La geotermia continua a conquistare spazio tra le tecnologie destinate a rendere più sostenibili gli edifici. L'ultimo progetto sviluppato da ENEA apre nuove prospettive per il riscaldamento e il raffrescamento, grazie a una soluzione che sfrutta il calore del sottosuolo e sistemi di ultima generazione. Un'iniziativa che potrebbe contribuire ad accelerare la transizione energetica del settore.
Presso il Centro Ricerche Casaccia di Roma, ENEA ha realizzato un innovativo impianto geotermico per la climatizzazione sostenibile degli edifici. Il progetto, sviluppato nell'ambito della Ricerca di Sistema Elettrico promossa dal Ministero dell'Ambiente e della Sicurezza Energetica, integra il calore naturale del sottosuolo con una pompa di calore di nuova generazione capace di utilizzare sia l'aria sia il terreno come sorgente termica.
Geotermia: come funziona l’impianto sviluppato dall’ENEA?
L'impianto sfrutta il calore presente nel sottosuolo a basse temperature, inferiori ai 90 °C, attraverso quattro pozzi di diversa profondità equipaggiati con sonde geotermiche e sensori in fibra ottica.
"A differenza di altre fonti di energia rinnovabile che dipendono da condizioni meteorologiche variabili, la geotermia offre una continuità che la rende ideale per garantire una fornitura stabile e continua di energia", sottolinea Anna Carmela Violante, ricercatrice del dipartimento ENEA-TERIN. "Inoltre, la tecnologia geotermica può contribuire a ridurre la dipendenza dalle importazioni di energia e di materiali".

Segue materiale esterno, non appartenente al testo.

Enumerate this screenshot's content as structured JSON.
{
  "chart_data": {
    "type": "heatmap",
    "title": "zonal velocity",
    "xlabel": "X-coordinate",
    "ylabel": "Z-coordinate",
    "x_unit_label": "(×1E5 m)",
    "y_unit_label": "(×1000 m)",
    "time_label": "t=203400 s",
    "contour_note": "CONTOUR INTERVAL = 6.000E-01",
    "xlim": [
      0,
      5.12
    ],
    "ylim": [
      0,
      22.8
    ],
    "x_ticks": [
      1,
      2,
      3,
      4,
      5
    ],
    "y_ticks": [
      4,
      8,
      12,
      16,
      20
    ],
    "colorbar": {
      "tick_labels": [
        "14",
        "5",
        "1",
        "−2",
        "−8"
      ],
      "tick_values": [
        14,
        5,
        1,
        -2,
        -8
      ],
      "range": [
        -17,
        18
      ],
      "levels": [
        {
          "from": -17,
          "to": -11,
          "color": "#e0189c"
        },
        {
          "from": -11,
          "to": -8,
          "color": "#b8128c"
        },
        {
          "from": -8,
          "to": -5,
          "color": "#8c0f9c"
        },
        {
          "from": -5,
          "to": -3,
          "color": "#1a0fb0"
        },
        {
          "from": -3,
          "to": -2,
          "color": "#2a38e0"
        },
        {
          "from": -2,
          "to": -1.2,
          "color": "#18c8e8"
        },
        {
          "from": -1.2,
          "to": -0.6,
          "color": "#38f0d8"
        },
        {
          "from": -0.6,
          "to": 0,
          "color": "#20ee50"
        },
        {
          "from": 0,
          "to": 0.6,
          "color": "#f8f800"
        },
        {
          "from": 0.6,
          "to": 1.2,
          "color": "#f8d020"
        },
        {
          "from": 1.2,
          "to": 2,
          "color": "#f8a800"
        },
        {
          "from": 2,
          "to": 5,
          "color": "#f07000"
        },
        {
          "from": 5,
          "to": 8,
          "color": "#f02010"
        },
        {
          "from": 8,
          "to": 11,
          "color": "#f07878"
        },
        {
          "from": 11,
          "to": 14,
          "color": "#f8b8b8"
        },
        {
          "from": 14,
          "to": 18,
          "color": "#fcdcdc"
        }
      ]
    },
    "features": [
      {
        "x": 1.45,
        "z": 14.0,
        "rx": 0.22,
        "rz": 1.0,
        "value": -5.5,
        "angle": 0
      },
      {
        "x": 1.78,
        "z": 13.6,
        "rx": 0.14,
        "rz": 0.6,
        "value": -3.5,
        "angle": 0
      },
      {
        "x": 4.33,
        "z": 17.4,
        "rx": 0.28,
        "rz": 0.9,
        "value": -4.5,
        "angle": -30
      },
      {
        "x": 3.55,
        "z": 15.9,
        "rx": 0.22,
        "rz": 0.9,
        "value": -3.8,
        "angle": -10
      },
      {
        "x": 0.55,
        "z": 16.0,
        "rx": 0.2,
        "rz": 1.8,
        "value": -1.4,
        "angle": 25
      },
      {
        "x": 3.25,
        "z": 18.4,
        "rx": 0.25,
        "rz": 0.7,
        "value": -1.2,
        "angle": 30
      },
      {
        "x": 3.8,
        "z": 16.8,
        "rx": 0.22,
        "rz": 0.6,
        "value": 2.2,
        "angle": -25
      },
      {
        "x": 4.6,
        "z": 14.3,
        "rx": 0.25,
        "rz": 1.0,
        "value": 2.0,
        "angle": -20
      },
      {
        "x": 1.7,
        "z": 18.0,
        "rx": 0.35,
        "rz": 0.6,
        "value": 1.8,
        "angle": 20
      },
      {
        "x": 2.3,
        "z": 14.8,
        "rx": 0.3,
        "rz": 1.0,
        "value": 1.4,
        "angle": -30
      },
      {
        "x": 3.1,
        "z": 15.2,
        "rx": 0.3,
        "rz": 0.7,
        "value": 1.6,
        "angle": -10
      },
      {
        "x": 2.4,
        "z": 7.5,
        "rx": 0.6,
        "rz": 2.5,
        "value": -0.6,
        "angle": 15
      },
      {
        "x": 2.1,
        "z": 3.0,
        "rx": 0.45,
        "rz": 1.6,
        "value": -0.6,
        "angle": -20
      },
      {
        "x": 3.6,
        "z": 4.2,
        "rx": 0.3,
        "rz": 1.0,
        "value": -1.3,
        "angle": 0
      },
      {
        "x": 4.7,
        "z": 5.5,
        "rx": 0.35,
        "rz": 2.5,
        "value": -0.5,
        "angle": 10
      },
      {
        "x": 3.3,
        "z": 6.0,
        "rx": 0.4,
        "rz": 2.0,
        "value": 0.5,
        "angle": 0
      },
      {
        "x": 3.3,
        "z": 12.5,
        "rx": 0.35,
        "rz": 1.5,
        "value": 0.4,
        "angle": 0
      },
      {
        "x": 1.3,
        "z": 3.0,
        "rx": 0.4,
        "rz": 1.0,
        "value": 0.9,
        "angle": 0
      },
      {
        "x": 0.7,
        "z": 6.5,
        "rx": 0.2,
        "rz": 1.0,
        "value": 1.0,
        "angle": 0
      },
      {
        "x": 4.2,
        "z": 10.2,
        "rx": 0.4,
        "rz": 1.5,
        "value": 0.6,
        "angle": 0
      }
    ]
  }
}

Anche l'efficienza dell'impianto è uno degli aspetti chiave del progetto. "La stabilità termica della sorgente o del pozzo di calore è fondamentale per garantire efficienze elevate delle pompe di calore", evidenzia Raniero Trinchieri, ricercatore ENEA-TERIN.
L'Italia occupa già un ruolo di rilievo nel panorama europeo della geotermia, con circa 916 MW di capacità geotermoelettrica installata e una produzione annua di 5,7 TWh concentrata soprattutto in Toscana. Per gli usi diretti del calore geotermico dispone inoltre di una capacità installata di circa 1.316 MWth, destinata principalmente al riscaldamento civile, alle attività termali, agricole e agli impianti a bassa entalpia.
Secondo Simona De Iuliis, responsabile della Sezione supporto strategico di ENEA-TERIN, il settore nazionale è però rimasto sostanzialmente fermo negli ultimi anni. "La geotermia è considerata un 'gigante dormiente'... Se solo sfruttassimo il 2% di quel potenziale nei primi 5 km di profondità, la geotermia potrebbe coprire fino al 10% della produzione elettrica prevista per il 2050".
Per Giulia Monteleone, direttrice di ENEA-TERIN, sarà fondamentale favorire lo sviluppo del comparto attraverso incentivi, procedure autorizzative più snelle e una mappatura delle aree più adatte, così da valorizzare questa risorsa nella transizione energetica.
Le attività di ricerca proseguiranno con la realizzazione di un sistema sperimentale ibrido che integrerà geotermia a bassa entalpia e solare termico, per studiare nuove soluzioni di accumulo del calore in terreni impermeabili a profondità superiori ai 100 metri.